BLINK – Book Review

Michele Richman | September 8, 2010

During the entire period, I read Malcolm Gladwell’s book BLINK, anyone around me would hear me exclaim to myself, “Wow”, “That is so interesting” or “Unbelievable”.  The first part of the book is about thin slicing, which demonstrates that some of the best decisions are made quickly or with little data as opposed to with lots of debate, research and analysis.  Gladwell discusses the notion of the adaptive unconscious where our minds are a kind of giant computer that quickly and quietly process a lot of the data we need in order to keep functioning as human beings.  Some of the most interesting examples of thin slicing include:

  • A psychologist John Gottman realized that by observing married couples discussing issues in their marriage during a 15 minute period, his success rate for predicting whether or not they would divorce or stay married was 90%;
  • Strangers who had 15 minutes to observe a room of a college student were just as accurate in describing the individuals’ personality as the person’s close friends;
  • A great way to evaluate whether or not a physician will be sued for malpractice is to listen to snippets of their conversations with patients.

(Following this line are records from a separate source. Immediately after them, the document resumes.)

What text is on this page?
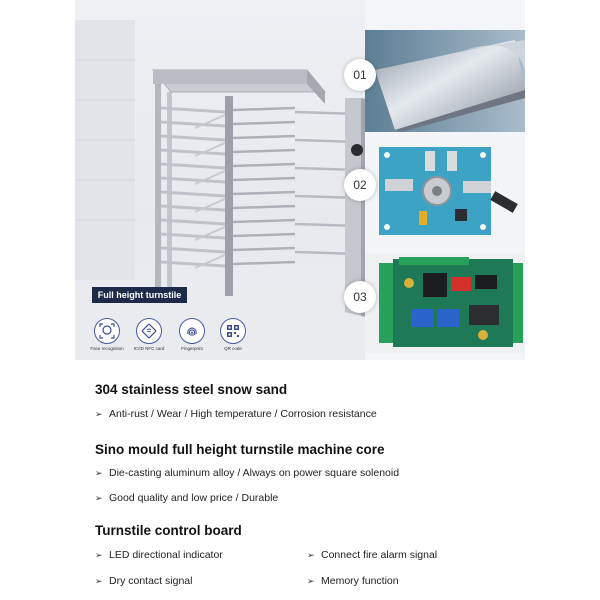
Full height turnstile
Face recognition	IC/ID NFC card	Fingerprint	QR code
01
02
03
304 stainless steel snow sand
➢ Anti-rust / Wear / High temperature / Corrosion resistance
Sino mould full height turnstile machine core
➢ Die-casting aluminum alloy / Always on power square solenoid
➢ Good quality and low price / Durable
Turnstile control board
➢ LED directional indicator	➢ Connect fire alarm signal
➢ Dry contact signal	➢ Memory function
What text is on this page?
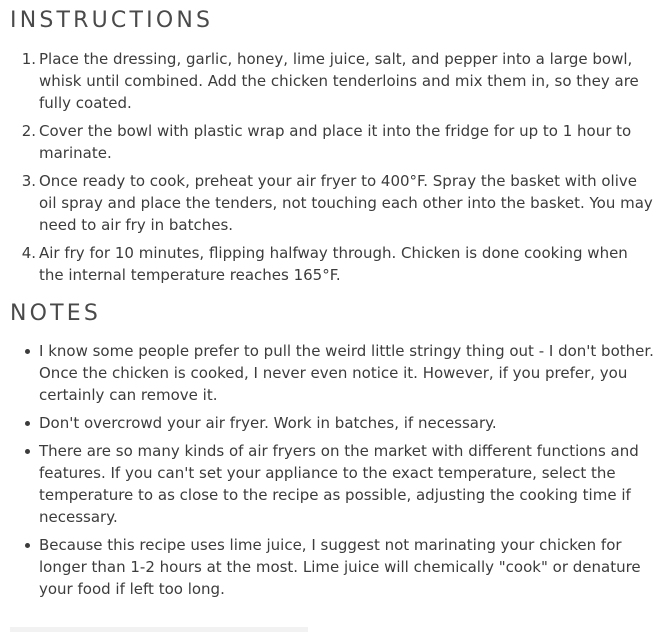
INSTRUCTIONS
1. Place the dressing, garlic, honey, lime juice, salt, and pepper into a large bowl, whisk until combined. Add the chicken tenderloins and mix them in, so they are fully coated.
2. Cover the bowl with plastic wrap and place it into the fridge for up to 1 hour to marinate.
3. Once ready to cook, preheat your air fryer to 400°F. Spray the basket with olive oil spray and place the tenders, not touching each other into the basket. You may need to air fry in batches.
4. Air fry for 10 minutes, flipping halfway through. Chicken is done cooking when the internal temperature reaches 165°F.
NOTES
I know some people prefer to pull the weird little stringy thing out - I don't bother. Once the chicken is cooked, I never even notice it. However, if you prefer, you certainly can remove it.
Don't overcrowd your air fryer. Work in batches, if necessary.
There are so many kinds of air fryers on the market with different functions and features. If you can't set your appliance to the exact temperature, select the temperature to as close to the recipe as possible, adjusting the cooking time if necessary.
Because this recipe uses lime juice, I suggest not marinating your chicken for longer than 1-2 hours at the most. Lime juice will chemically "cook" or denature your food if left too long.
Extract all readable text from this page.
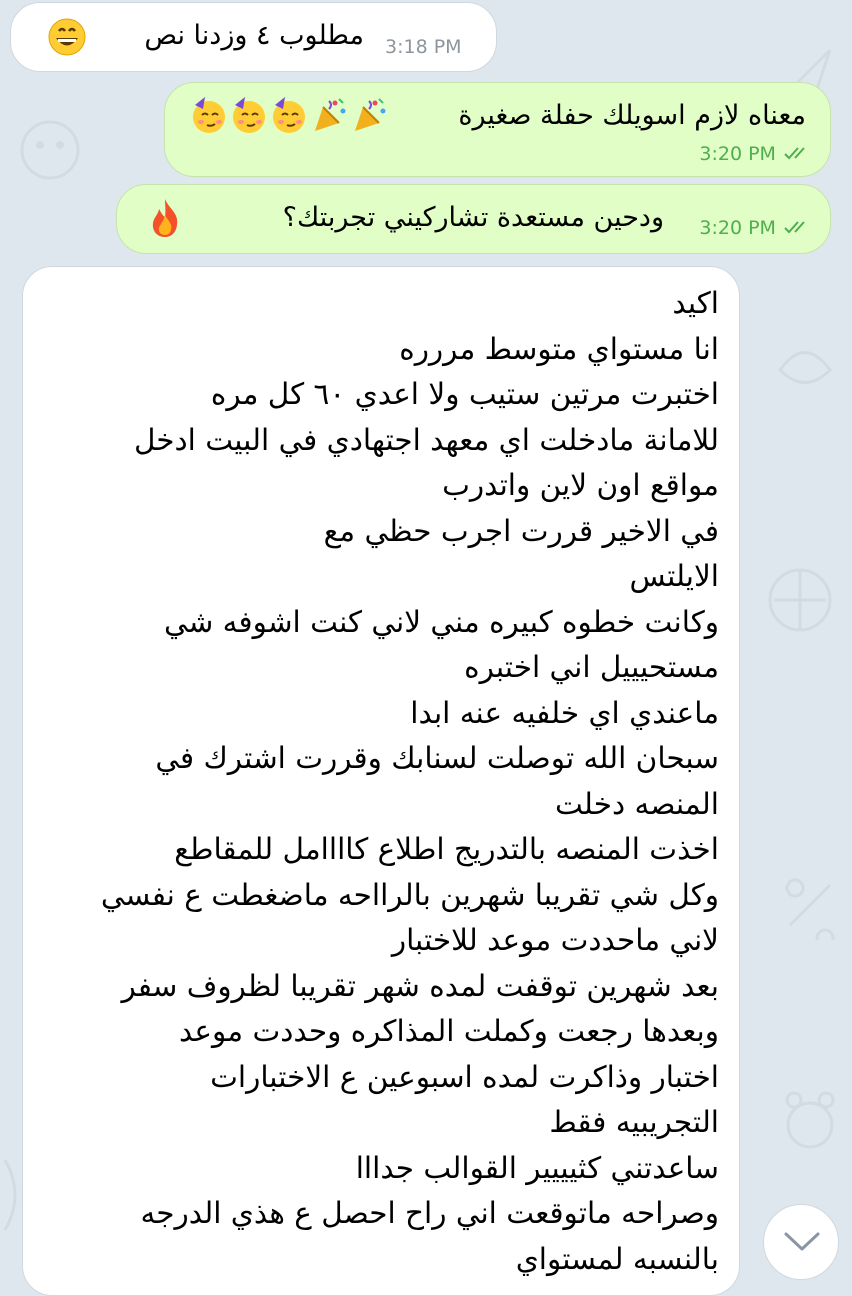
مطلوب ٤ وزدنا نص 3:18 PM
معناه لازم اسويلك حفلة صغيرة
3:20 PM
ودحين مستعدة تشاركيني تجربتك؟ 3:20 PM
اكيد
انا مستواي متوسط مررره
اختبرت مرتين ستيب ولا اعدي ٦٠ كل مره
للامانة مادخلت اي معهد اجتهادي في البيت ادخل
مواقع اون لاين واتدرب
في الاخير قررت اجرب حظي مع
الايلتس
وكانت خطوه كبيره مني لاني كنت اشوفه شي
مستحيييل اني اختبره
ماعندي اي خلفيه عنه ابدا
سبحان الله توصلت لسنابك وقررت اشترك في
المنصه دخلت
اخذت المنصه بالتدريج اطلاع كاااامل للمقاطع
وكل شي تقريبا شهرين بالرااحه ماضغطت ع نفسي
لاني ماحددت موعد للاختبار
بعد شهرين توقفت لمده شهر تقريبا لظروف سفر
وبعدها رجعت وكملت المذاكره وحددت موعد
اختبار وذاكرت لمده اسبوعين ع الاختبارات
التجريبيه فقط
ساعدتني كثيييير القوالب جدااا
وصراحه ماتوقعت اني راح احصل ع هذي الدرجه
بالنسبه لمستواي
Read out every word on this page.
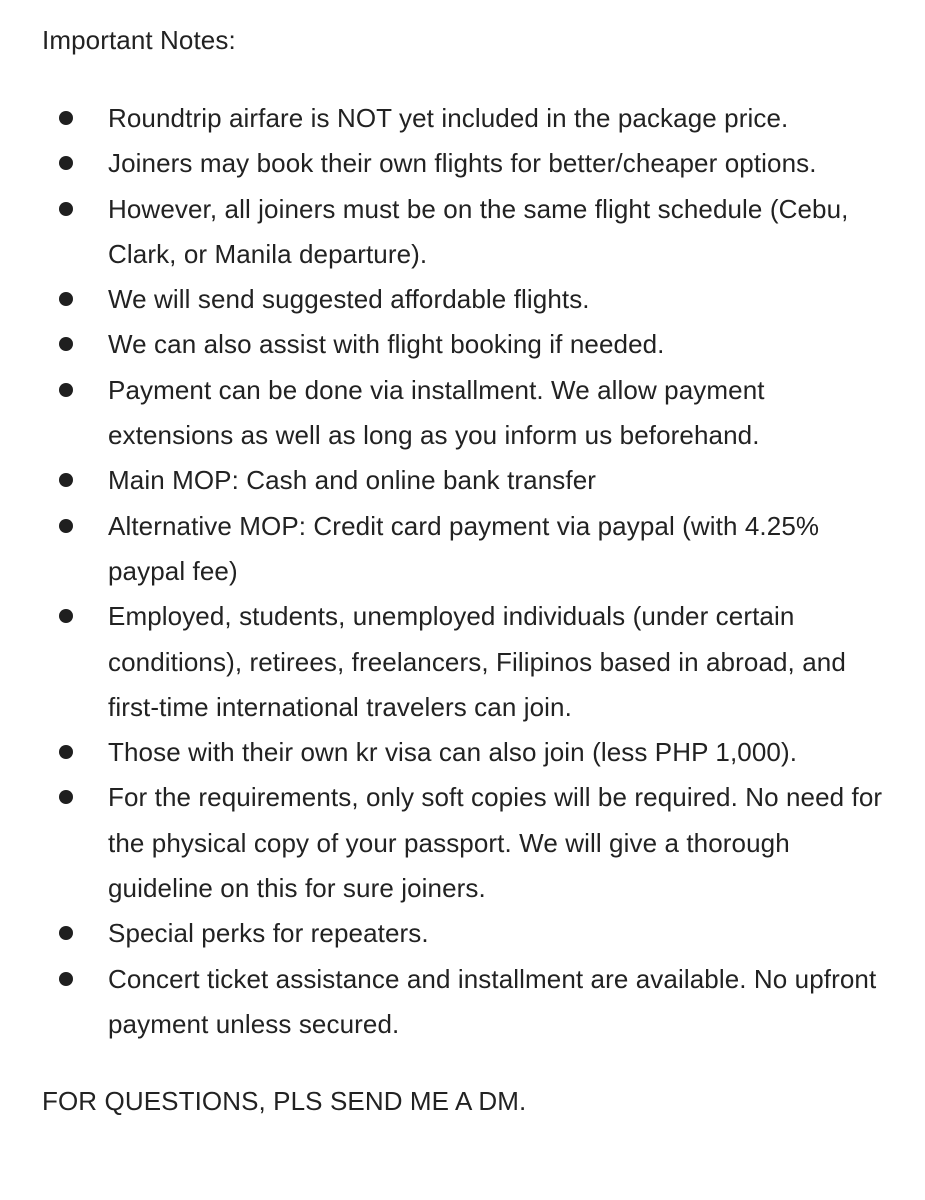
Important Notes:
Roundtrip airfare is NOT yet included in the package price.
Joiners may book their own flights for better/cheaper options.
However, all joiners must be on the same flight schedule (Cebu, Clark, or Manila departure).
We will send suggested affordable flights.
We can also assist with flight booking if needed.
Payment can be done via installment. We allow payment extensions as well as long as you inform us beforehand.
Main MOP: Cash and online bank transfer
Alternative MOP: Credit card payment via paypal (with 4.25% paypal fee)
Employed, students, unemployed individuals (under certain conditions), retirees, freelancers, Filipinos based in abroad, and first-time international travelers can join.
Those with their own kr visa can also join (less PHP 1,000).
For the requirements, only soft copies will be required. No need for the physical copy of your passport. We will give a thorough guideline on this for sure joiners.
Special perks for repeaters.
Concert ticket assistance and installment are available. No upfront payment unless secured.
FOR QUESTIONS, PLS SEND ME A DM.
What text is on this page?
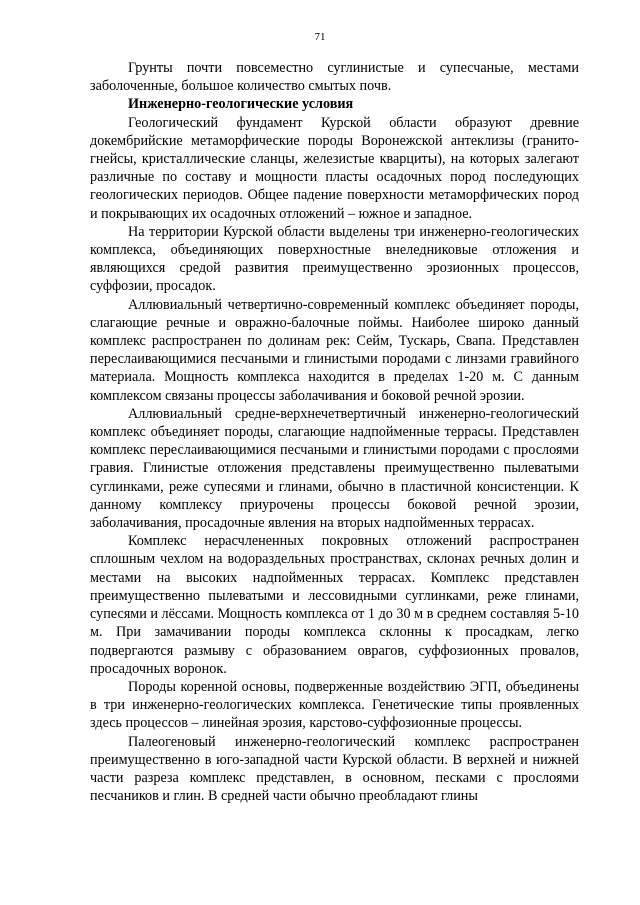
71

Грунты почти повсеместно суглинистые и супесчаные, местами заболоченные, большое количество смытых почв.

Инженерно-геологические условия

Геологический фундамент Курской области образуют древние докембрийские метаморфические породы Воронежской антеклизы (гранито-гнейсы, кристаллические сланцы, железистые кварциты), на которых залегают различные по составу и мощности пласты осадочных пород последующих геологических периодов. Общее падение поверхности метаморфических пород и покрывающих их осадочных отложений – южное и западное.

На территории Курской области выделены три инженерно-геологических комплекса, объединяющих поверхностные внеледниковые отложения и являющихся средой развития преимущественно эрозионных процессов, суффозии, просадок.

Аллювиальный четвертично-современный комплекс объединяет породы, слагающие речные и овражно-балочные поймы. Наиболее широко данный комплекс распространен по долинам рек: Сейм, Тускарь, Свапа. Представлен переслаивающимися песчаными и глинистыми породами с линзами гравийного материала. Мощность комплекса находится в пределах 1-20 м. С данным комплексом связаны процессы заболачивания и боковой речной эрозии.

Аллювиальный средне-верхнечетвертичный инженерно-геологический комплекс объединяет породы, слагающие надпойменные террасы. Представлен комплекс переслаивающимися песчаными и глинистыми породами с прослоями гравия. Глинистые отложения представлены преимущественно пылеватыми суглинками, реже супесями и глинами, обычно в пластичной консистенции. К данному комплексу приурочены процессы боковой речной эрозии, заболачивания, просадочные явления на вторых надпойменных террасах.

Комплекс нерасчлененных покровных отложений распространен сплошным чехлом на водораздельных пространствах, склонах речных долин и местами на высоких надпойменных террасах. Комплекс представлен преимущественно пылеватыми и лессовидными суглинками, реже глинами, супесями и лёссами. Мощность комплекса от 1 до 30 м в среднем составляя 5-10 м. При замачивании породы комплекса склонны к просадкам, легко подвергаются размыву с образованием оврагов, суффозионных провалов, просадочных воронок.

Породы коренной основы, подверженные воздействию ЭГП, объединены в три инженерно-геологических комплекса. Генетические типы проявленных здесь процессов – линейная эрозия, карстово-суффозионные процессы.

Палеогеновый инженерно-геологический комплекс распространен преимущественно в юго-западной части Курской области. В верхней и нижней части разреза комплекс представлен, в основном, песками с прослоями песчаников и глин. В средней части обычно преобладают глины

To translate this to the work environment, it shows us the importance of trusting our instincts and gut reactions when making decisions ranging from hiring an employee and closing a sale to choosing a new green screen for our presenters.  I will write future posts about the other sections of the book, 1) when our unconscious fails us and we make wrong snap decisions and 2) how snap judgments and first impressions can be educated and controlled.